Martin Gardner’s Annotated Alice has gone through several incarnations since it was first published in 1960. This latest version, which ties in with the 150th anniversary of the publication of Alice in Wonderland, includes new annotations that Gardner made in the years before his death in 2010. The classic Tenniel illustrations are supplemented by gorgeous illustrations by other artists from the 19th century to our own, many in color. Various appendices cover such topics as film adaptations of the Alice books. In short, this is a must for every Lewis Carroll fan, even if, as I do, you already own all the earlier editions.

On rereading Gardner’s notes, I was struck by how scrupulous he is in crediting the contributions of others, many of them members of the Lewis Carroll Society of North America, as I learned from concurrently reading A Bouquet for the Gardener: Martin Gardner Remembered, a collection of mostly brief appreciations published by the LCSNA in 2011. Somewhere in this tribute volume someone comments that Gardner avoided annotating anything unpleasant, such as Carroll’s social snobbery. It then suddenly struck me that there’s no annotation for death by beheading. After all, the Queen of Hearts is practically defined by her shouts of “Off with his head!” No doubt there’s a rich history of this form of execution, particularly during Tudor times, but the reader must look elsewhere for such information.

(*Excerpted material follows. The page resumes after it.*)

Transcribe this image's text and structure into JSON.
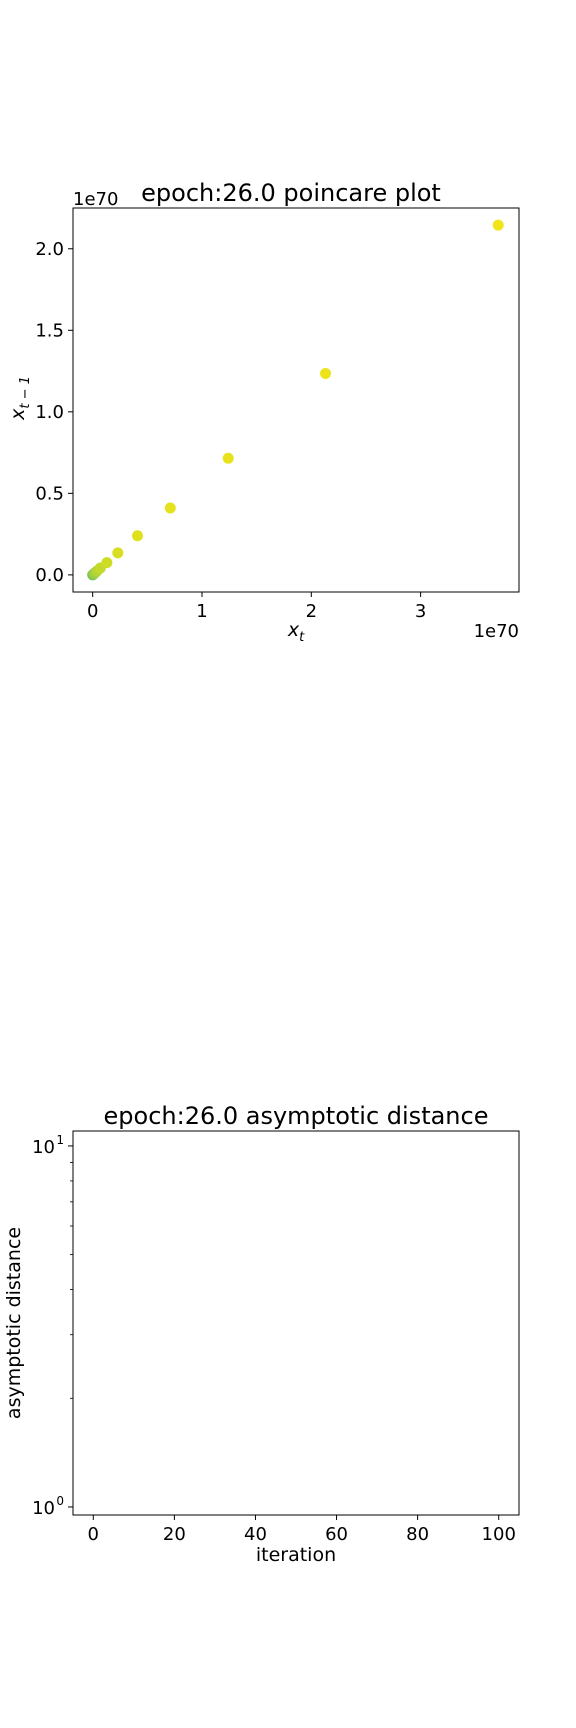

The most substantive pieces in A Bouquet for the Gardener are “Editing Martin” by Robert Weil, Gardner’s editor at W.W. Norton, and “Dr. Matrix in Oz” by Michael Patrick Hearn, the compiler of The Annotated Wizard of Oz. Hearn’s extended essay provides an unforgettable glimpse of Gardner’s home life in Hastings-on-Hudson, N.Y., where he lived with his family during the period he was writing the “Mathematical Games” column for Scientific American. One visit led to an invitation from Gardner’s wife, Charlotte, to stay for dinner. When Hearn admitted he was a vegetarian, the unworldly Gardner went out and got his guest a pizza, but returned with the pizza box under his arm. Fortunately, Charlotte was able to rearrange the cheese that had run down the side of the pie. Later, at the dinner table, Gardner’s younger son, Tom, then a teenager, had an argument with his mother that left her in tears. “Oh, Tom, now you’ve made your mother cry,” said Gardner. “There was no rebuke in his voice—just deep disappointment,” notes Hearn. I found it reassuring to learn that Martin Gardner, who led such an enviable life of the mind, was like the rest of us, no stranger to the unpleasantness of family conflict.